LegalZoom reported that director Elizabeth Hamren received 35,585 restricted stock units of common stock. The award was recorded at a price of $0.00 per share and increases her total direct holdings to 125,665 shares or share-equivalent RSUs.

How many LegalZoom (LZ) shares does Elizabeth Hamren hold after this Form 4?

After the reported RSU grant, Elizabeth Hamren holds 125,665 LegalZoom shares or share-equivalent RSUs directly. This total includes the newly granted 35,585 restricted stock units that will settle into common shares upon vesting, assuming she continues her service.
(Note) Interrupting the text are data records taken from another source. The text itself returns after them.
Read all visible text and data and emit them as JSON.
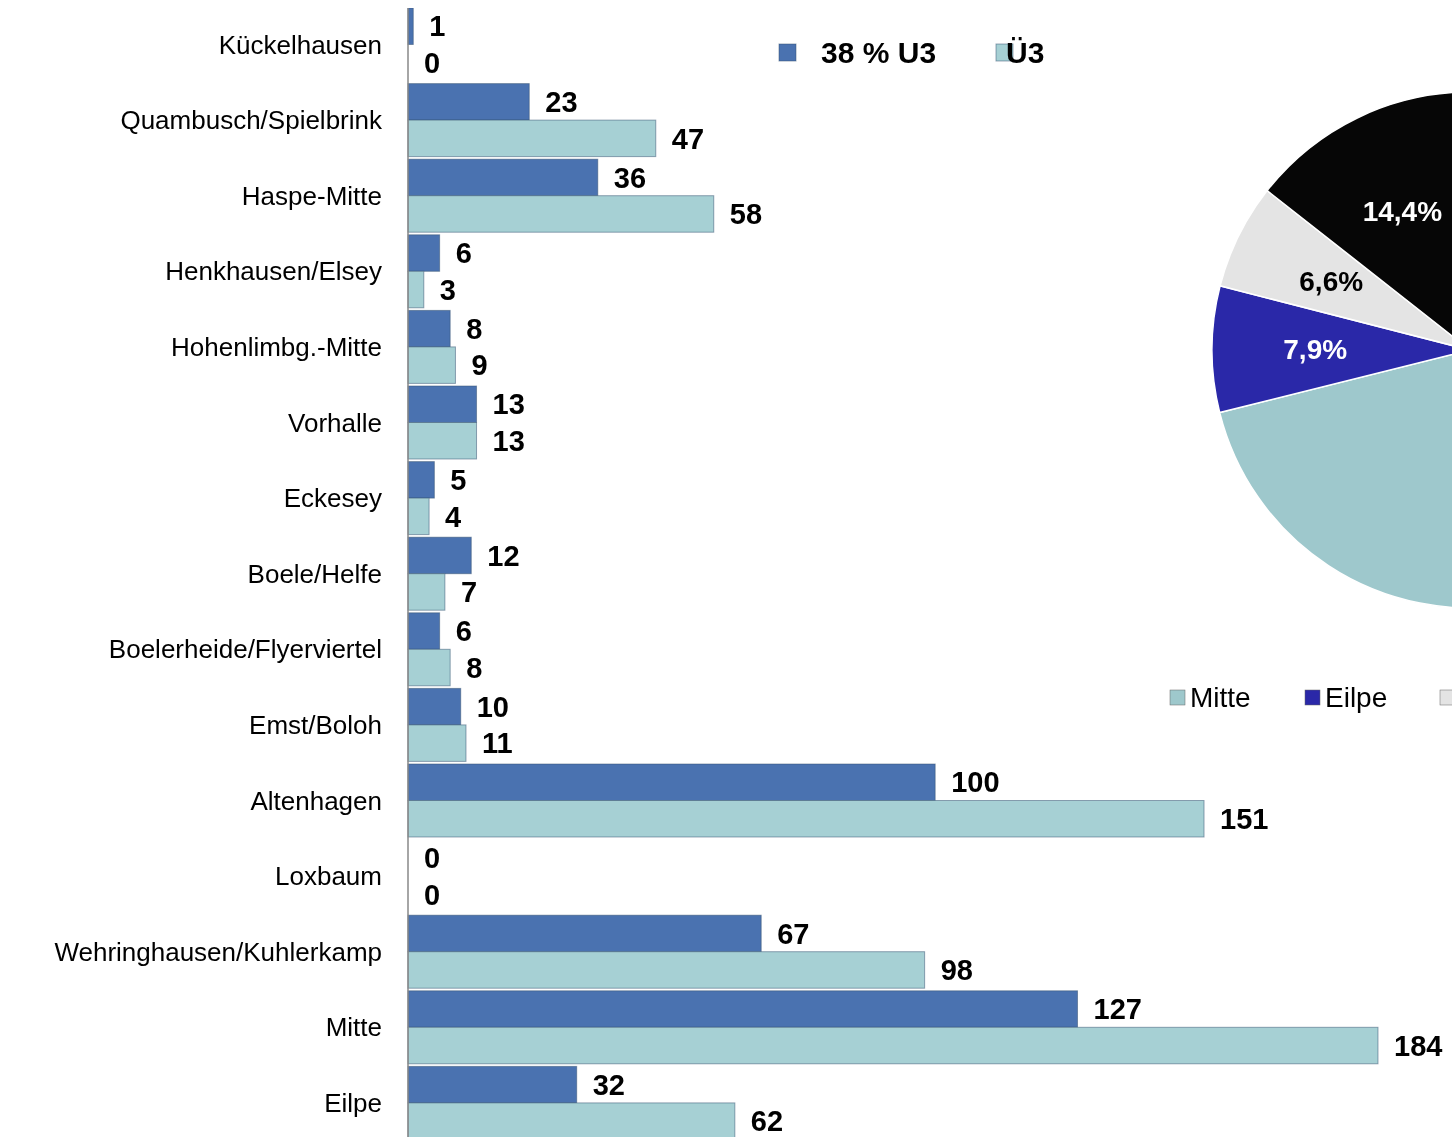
{
  "chart_data": [
    {
      "type": "bar",
      "orientation": "horizontal",
      "categories": [
        "Kückelhausen",
        "Quambusch/Spielbrink",
        "Haspe-Mitte",
        "Henkhausen/Elsey",
        "Hohenlimbg.-Mitte",
        "Vorhalle",
        "Eckesey",
        "Boele/Helfe",
        "Boelerheide/Flyerviertel",
        "Emst/Boloh",
        "Altenhagen",
        "Loxbaum",
        "Wehringhausen/Kuhlerkamp",
        "Mitte",
        "Eilpe"
      ],
      "series": [
        {
          "name": "38 % U3",
          "color": "#4a72b0",
          "values": [
            1,
            23,
            36,
            6,
            8,
            13,
            5,
            12,
            6,
            10,
            100,
            0,
            67,
            127,
            32
          ]
        },
        {
          "name": "Ü3",
          "color": "#a6d0d4",
          "values": [
            0,
            47,
            58,
            3,
            9,
            13,
            4,
            7,
            8,
            11,
            151,
            0,
            98,
            184,
            62
          ]
        }
      ],
      "data_labels": true,
      "legend": "top"
    },
    {
      "type": "pie",
      "categories": [
        "Mitte",
        "Eilpe",
        null,
        null
      ],
      "values": [
        71.1,
        7.9,
        6.6,
        14.4
      ],
      "colors": [
        "#9ec8cc",
        "#2a28a8",
        "#e4e4e4",
        "#060606"
      ],
      "value_labels": [
        null,
        "7,9%",
        "6,6%",
        "14,4%"
      ],
      "legend": "bottom"
    }
  ]
}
What are the vesting terms of Elizabeth Hamren’s new LegalZoom (LZ) RSUs?

The 35,585 restricted stock units vest in a single installment. Vesting occurs on the earlier of the close of business on the day before LegalZoom’s next annual stockholder meeting or the one-year anniversary of the grant date, conditioned on her continued service.

Does Elizabeth Hamren pay cash for the newly granted LegalZoom (LZ) RSUs?
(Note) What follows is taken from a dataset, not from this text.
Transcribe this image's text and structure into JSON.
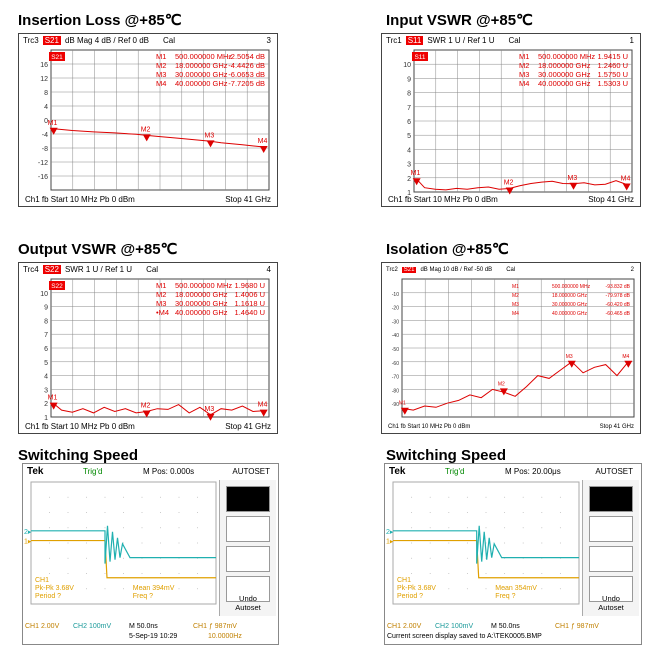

No, Elizabeth Hamren does not pay cash for these RSUs. The Form 4 lists the transaction price as $0.00 per share, indicating a grant or award of 35,585 restricted stock units rather than an open-market purchase of LegalZoom common stock.

How will Elizabeth Hamren’s LegalZoom (LZ) RSUs be settled at vesting?

Upon vesting, the restricted stock units are payable in an equivalent number of LegalZoom common shares. This means each vested RSU converts into one share of common stock, provided Hamren satisfies the continuous service condition through the vesting date.

Is this LegalZoom (LZ) Form 4 transaction an open-market buy or sell?

The transaction is a grant, coded as an acquisition (A), not an open-market trade. Elizabeth Hamren received 35,585 restricted stock units of LegalZoom common stock as an award, with no shares bought or sold on the public market in this filing.